Highlights include Lee Mattinson’s Chalet Lines presented in a first time association with Live Theatre Newcastle, Amir Nizar Zuabi’s The Beloved as part of World Stages London, and the world premiere of BAFTA winner Dominic Savage’s first work for the stage, Fear, which the writer will also direct.

Friends star David Schwimmer will also make his debut at the new writing venue directing Sabrina Mahfouz’s Dry Ice, which will run in tandem with You’re Not Like the Other Girls Chrissy by Caroline Horton under the banner Encounters (8-11 May).

The season, which Younis said today will “reflect the breadth of my intent”, also sees the Bush enter a new collaboration with Kudos film and TV company to co-develop the next generation of playwrights and screenwriters.

Younis added: “You don’t come to the Bush Theatre because you want a hug - you come to be provoked … In my first season as artistic director I am keen to push the boundaries of the company’s new home and fully realise the performative value of this space.”

As well as the productions he also announced the appointment of Omar Elerian as his associate director; and Che Walker, Caroline Horton and Sabrina Mahfouz as associate artists. The Bush will also engage with a series of associate companies – including Iron Shoes, Greyscale, Julie’s Bicycle and Theatre Ad Infinitum. 

New collaborations

The spring/summer season opens in the main space, from 12 April to 5 May (previews from 6 April), with the premiere of Lee Mattinson’s Chalet Lines. The play, set in Butlins Skegness, is billed as "a shockingly funny journey through five decades of birthdays, weddings and hen dos which asks do all women inevitably become like their mothers?"

It marks a new collaboration with Newcastle's Live Theatre, where the production, which is directed by Younis, will transfer in the autumn. 

It's followed, from 8 to 11 May, by a double-bill of monologues. Sabrina Mahfouz's Dry Ice centres on a young stripper and is directed by former Friends star David Schwimmer, who met Mahfouz at the same club where he met his wife Zoe Buckman. The play premiered at last year's Edinburgh Fringe, and will run in rep at the Bush with Caroline Horton's You’re Not Like the Other Girls Chrissy, which charts an unlikely wartime love affair.

Next up is the world premiere of Amir Nizar Zuabi's The Beloved, a new take on the story of Abraham and Issaac. Running from 25 May to 9 June (previews from 21 May) and directed by the playwright, the cast will feature: Jonthan Bukshapen, Makram Khoury, Rami Heuberger, Rivkle Noiman, Taher Najib, Sivan Sason and Samaa Wakeem.

BAFTA award-winning documentary, film and television maker Dominic Savage will then present his first play for the stage – Fear (21 June to 14 July, previews from 18 June), which he also directs. Taking a "deeper look at what we value, and what we fear", it examines the fall out when a late night robbery goes wrong.
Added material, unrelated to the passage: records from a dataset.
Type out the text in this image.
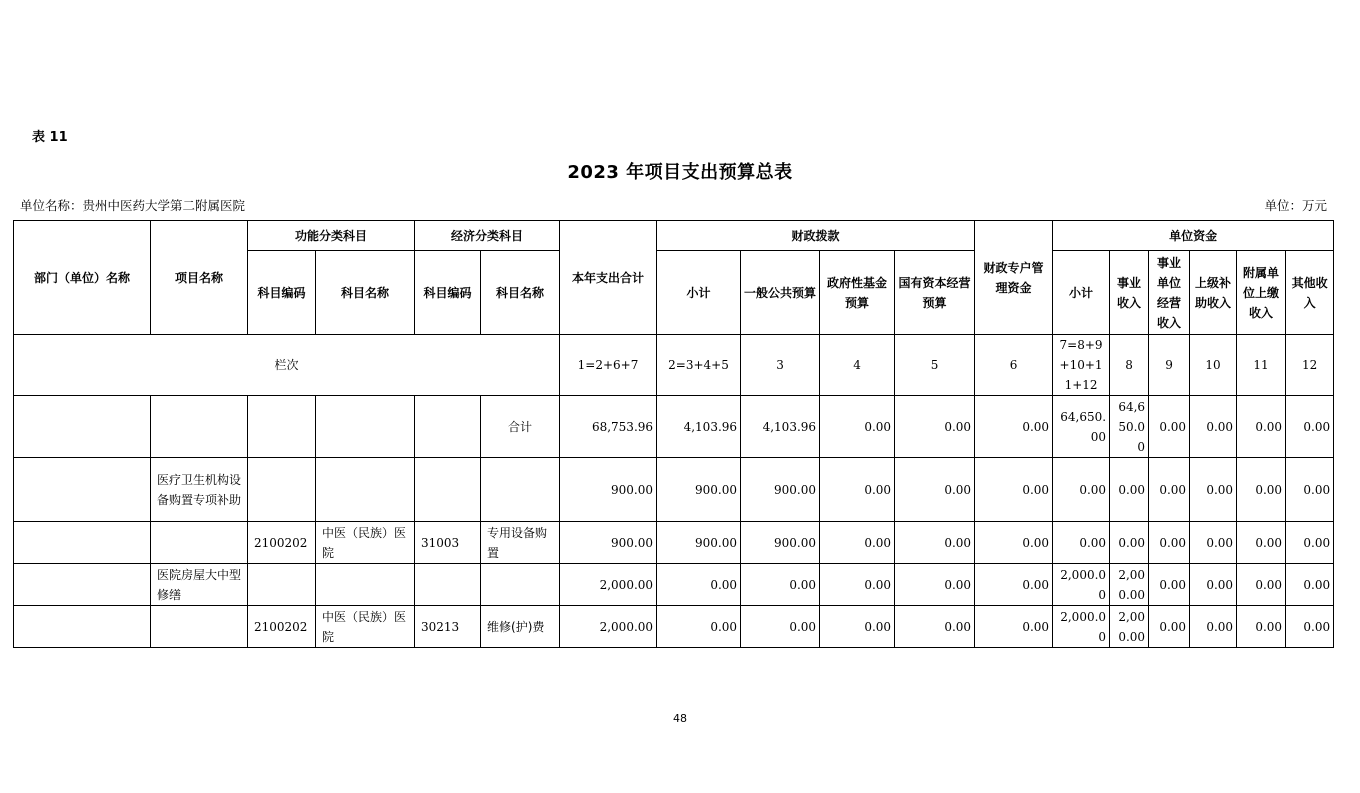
表 11
2023 年项目支出预算总表
单位名称：贵州中医药大学第二附属医院	单位：万元
部门（单位）名称	项目名称	功能分类科目		经济分类科目		本年支出合计	财政拨款				财政专户管理资金	单位资金					
		科目编码	科目名称	科目编码	科目名称		小计	一般公共预算	政府性基金预算	国有资本经营预算		小计	事业收入	事业单位经营收入	上级补助收入	附属单位上缴收入	其他收入
栏次						1=2+6+7	2=3+4+5	3	4	5	6	7=8+9+10+11+12	8	9	10	11	12
					合计	68,753.96	4,103.96	4,103.96	0.00	0.00	0.00	64,650.00	64,650.00	0.00	0.00	0.00	0.00
	医疗卫生机构设备购置专项补助					900.00	900.00	900.00	0.00	0.00	0.00	0.00	0.00	0.00	0.00	0.00	0.00
		2100202	中医（民族）医院	31003	专用设备购置	900.00	900.00	900.00	0.00	0.00	0.00	0.00	0.00	0.00	0.00	0.00	0.00
	医院房屋大中型修缮					2,000.00	0.00	0.00	0.00	0.00	0.00	2,000.00	2,000.00	0.00	0.00	0.00	0.00
		2100202	中医（民族）医院	30213	维修(护)费	2,000.00	0.00	0.00	0.00	0.00	0.00	2,000.00	2,000.00	0.00	0.00	0.00	0.00
48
Meanwhile, the Studio space will host Gbolahan Obisesan's Fringe First-winning Mad About the Boy, produced in association with Iron Shoes and the Unicorn, which examines "the growing divide between the generations who gave, those who earned, and those who demand respect". Running from 28 May to 2 June, it's directed by Ria Parry and designed by James Button.

And the Bush will team up with Kudos, producer of Spooks, Life on Mars and The Hour, to launch The Bush/Kudos Writers' Co-Development Scheme. The collaboration will see the companies offer a three-day master class in September and further support for writers to develop future work for both the stage and sceen.

Madani Younis said: “The Bush has long been associated with nurturing the work of the playwrights of the future. I’m thrilled to have this opportunity to join forces with Kudos, who share so many of our values, and to take this to a new level by encouraging talented writers in both the fields of theatre and television to hone their skills, learn about both mediums with a view to commissioning the great new plays and television of the next generation.”